Here, $\mathbb{N}$ is the set of natural numbers. I was reading why there is no bijection from $\mathbb{N}^\mathbb{N}$ to $\mathbb{N}$, and I understood we took any subset from $\mathbb{N}^\mathbb{N}$ and proved it not bijective to $\mathbb{N}$ by Cantor's Diagonalization argument.

What am I unable to understand is, what exactly is meant by $\mathbb{N}^\mathbb{N}$?
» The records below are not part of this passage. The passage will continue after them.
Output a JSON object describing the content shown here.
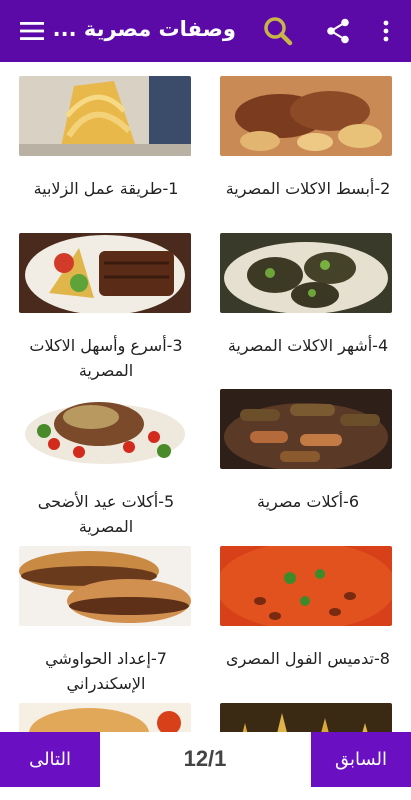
{
  "app_bar": {
    "title": "وصفات مصرية ...",
    "icons": [
      "more-vert-icon",
      "share-icon",
      "search-icon",
      "menu-icon"
    ]
  },
  "recipes": [
    {
      "label": "2-أبسط الاكلات المصرية"
    },
    {
      "label": "1-طريقة عمل الزلابية"
    },
    {
      "label": "4-أشهر الاكلات المصرية"
    },
    {
      "label": "3-أسرع وأسهل الاكلات المصرية"
    },
    {
      "label": "6-أكلات مصرية"
    },
    {
      "label": "5-أكلات عيد الأضحى المصرية"
    },
    {
      "label": "8-تدميس الفول المصرى"
    },
    {
      "label": "7-إعداد الحواوشي الإسكندراني"
    }
  ],
  "pagination": {
    "prev_label": "السابق",
    "next_label": "التالى",
    "page_indicator": "12/1"
  },
  "colors": {
    "app_bar": "#5b0aa8",
    "buttons": "#6a0fc2",
    "text": "#222222"
  }
}
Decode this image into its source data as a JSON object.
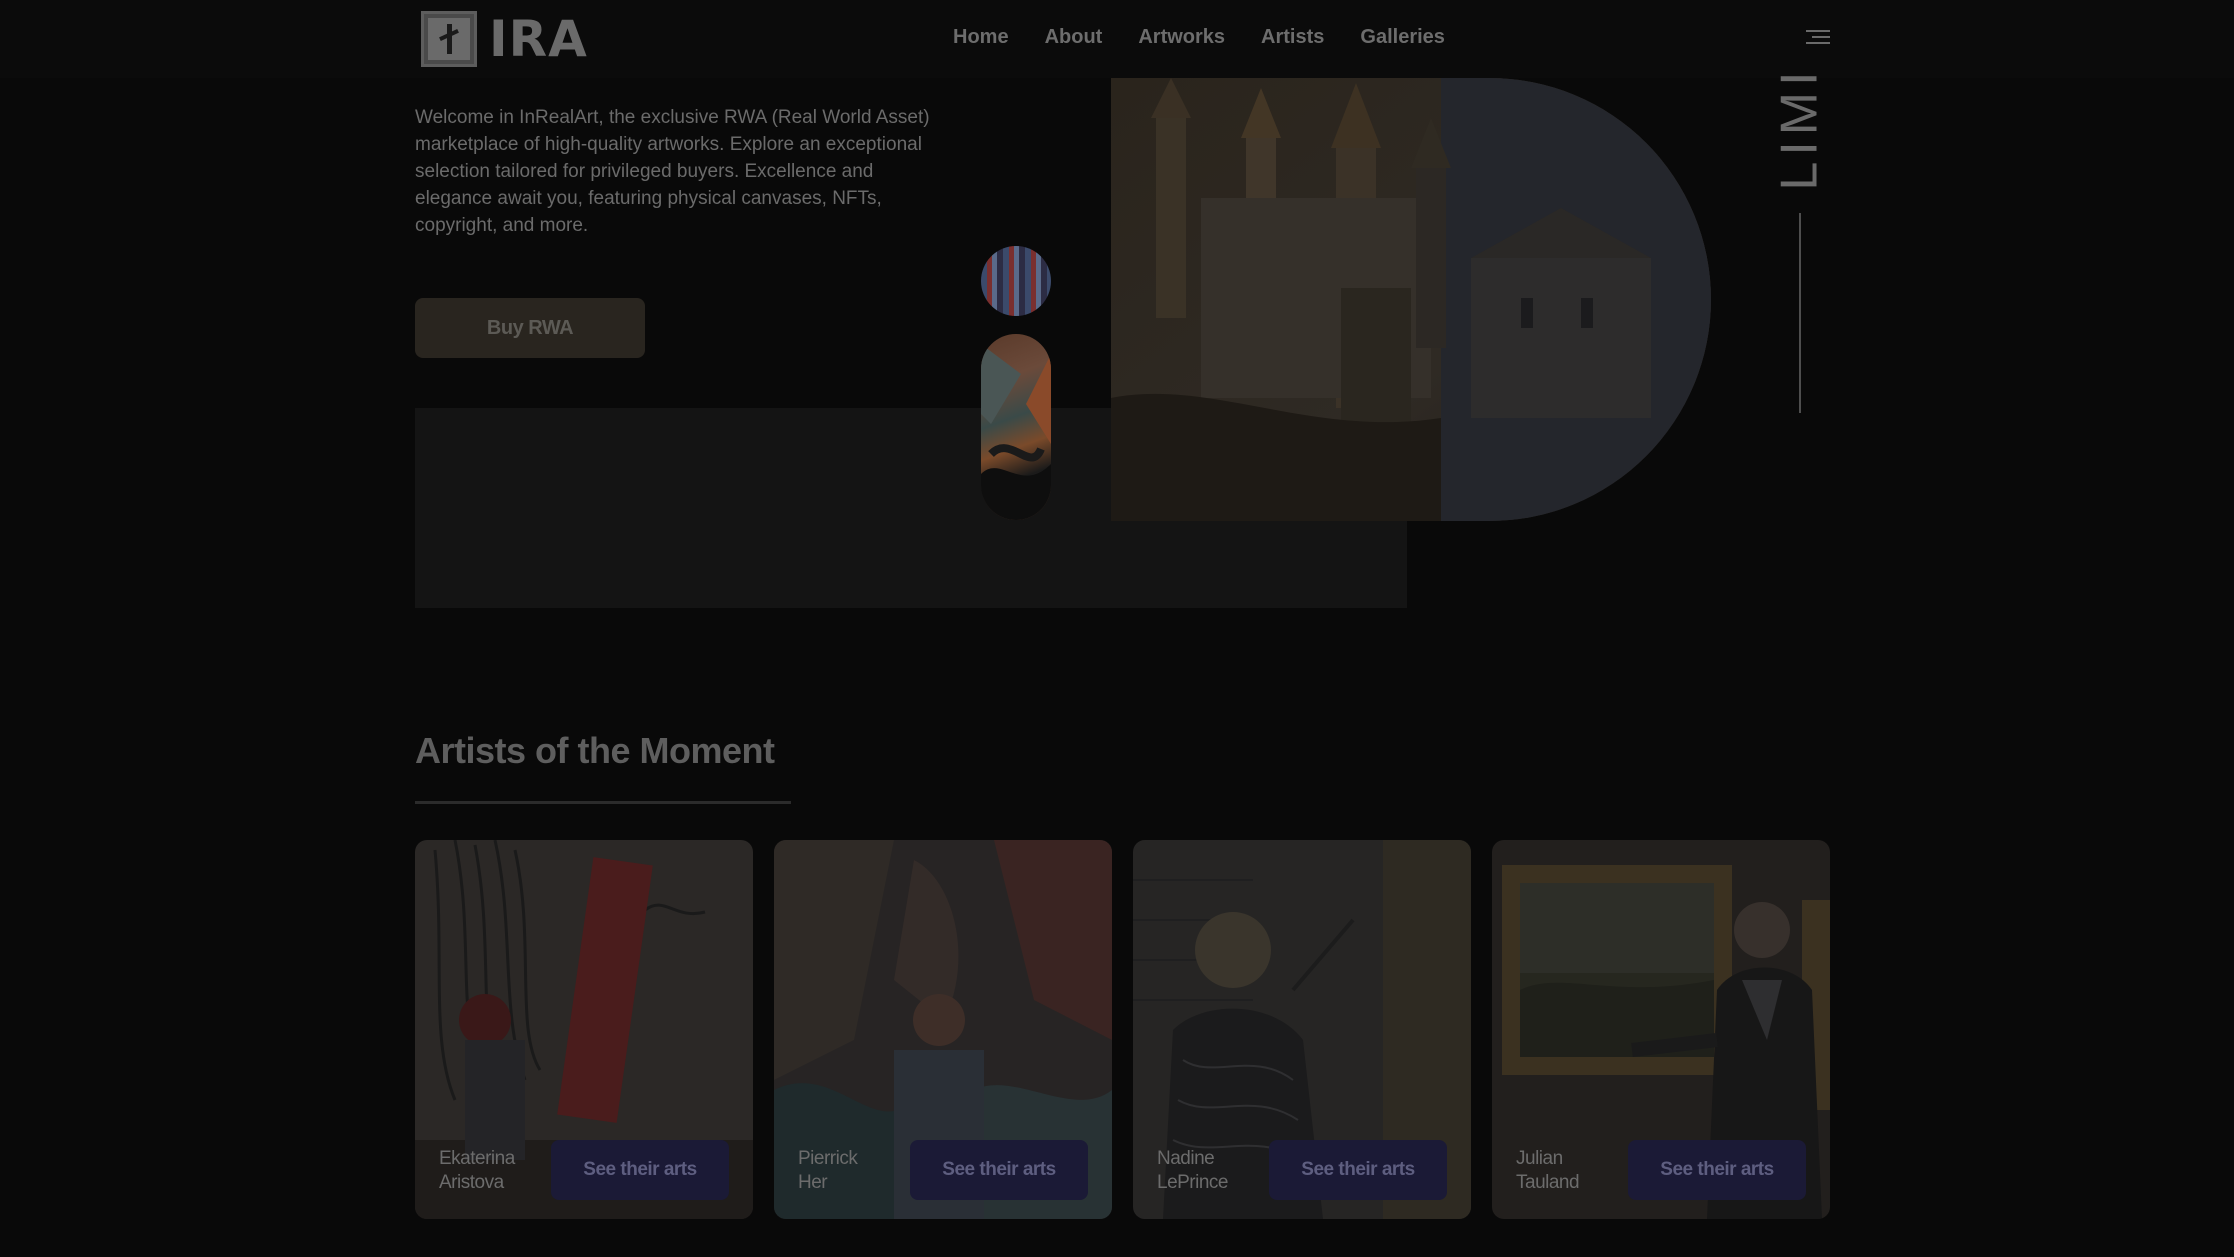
{
  "header": {
    "logo_text": "IRA",
    "nav": [
      {
        "label": "Home"
      },
      {
        "label": "About"
      },
      {
        "label": "Artworks"
      },
      {
        "label": "Artists"
      },
      {
        "label": "Galleries"
      }
    ],
    "menu_icon": "hamburger-menu-icon"
  },
  "hero": {
    "description": "Welcome in InRealArt, the exclusive RWA (Real World Asset) marketplace of high-quality artworks. Explore an exceptional selection tailored for privileged buyers. Excellence and elegance await you, featuring physical canvases, NFTs, copyright, and more.",
    "buy_button": "Buy RWA",
    "vertical_word": "LIMI"
  },
  "artists_section": {
    "title": "Artists of the Moment",
    "artists": [
      {
        "first": "Ekaterina",
        "last": "Aristova",
        "button": "See their arts"
      },
      {
        "first": "Pierrick",
        "last": "Her",
        "button": "See their arts"
      },
      {
        "first": "Nadine",
        "last": "LePrince",
        "button": "See their arts"
      },
      {
        "first": "Julian",
        "last": "Tauland",
        "button": "See their arts"
      }
    ]
  },
  "colors": {
    "background": "#090909",
    "button_dark_gold": "#29251f",
    "card_button": "#1b1a36"
  }
}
I read somewhere that it is recognized as the space of all sequences of natural numbers. I didn't understand why? What is the meaning of that notation?

Answer 1

$A^B$ is the set of all functions from $B$ to $A$. When $A=B=\mathbb{N}$, $\mathbb{N}^\mathbb{N}$ is the set of all functions $f:\mathbb{N}\to\mathbb{N}$. Any such function can be viewed as a sequence $f(1),f(2),f(3),\ldots$, so changing notation a bit with $a_n=f(n)$ we see that the set of all functions $\mathbb{N} \to \mathbb{N}$ is the set of all sequences $a_1,a_2,\ldots$ of natural numbers.

Answer 2

Let $k\in\mathbb{N}$. One could write an element $x\in\mathbb{N}^k$ as the $k$-tuple $$x=(a_1,\ldots,a_k),$$ which is as saying that for each $i\in\{1,\ldots,k\}$, there exists an entry $a_i\in\mathbb{N}$. Similarly, when we write $\mathbb{N}^{\mathbb{N}}$ we mean that if $x\in\mathbb{N}^{\mathbb{N}}$, then for each $i\in\mathbb{N}$ there is an entry $a_i\in\mathbb{N}$. That translates to $$x=(a_i)_{i\in\mathbb{N}},$$ which, as you have said, is a sequence of natural numbers.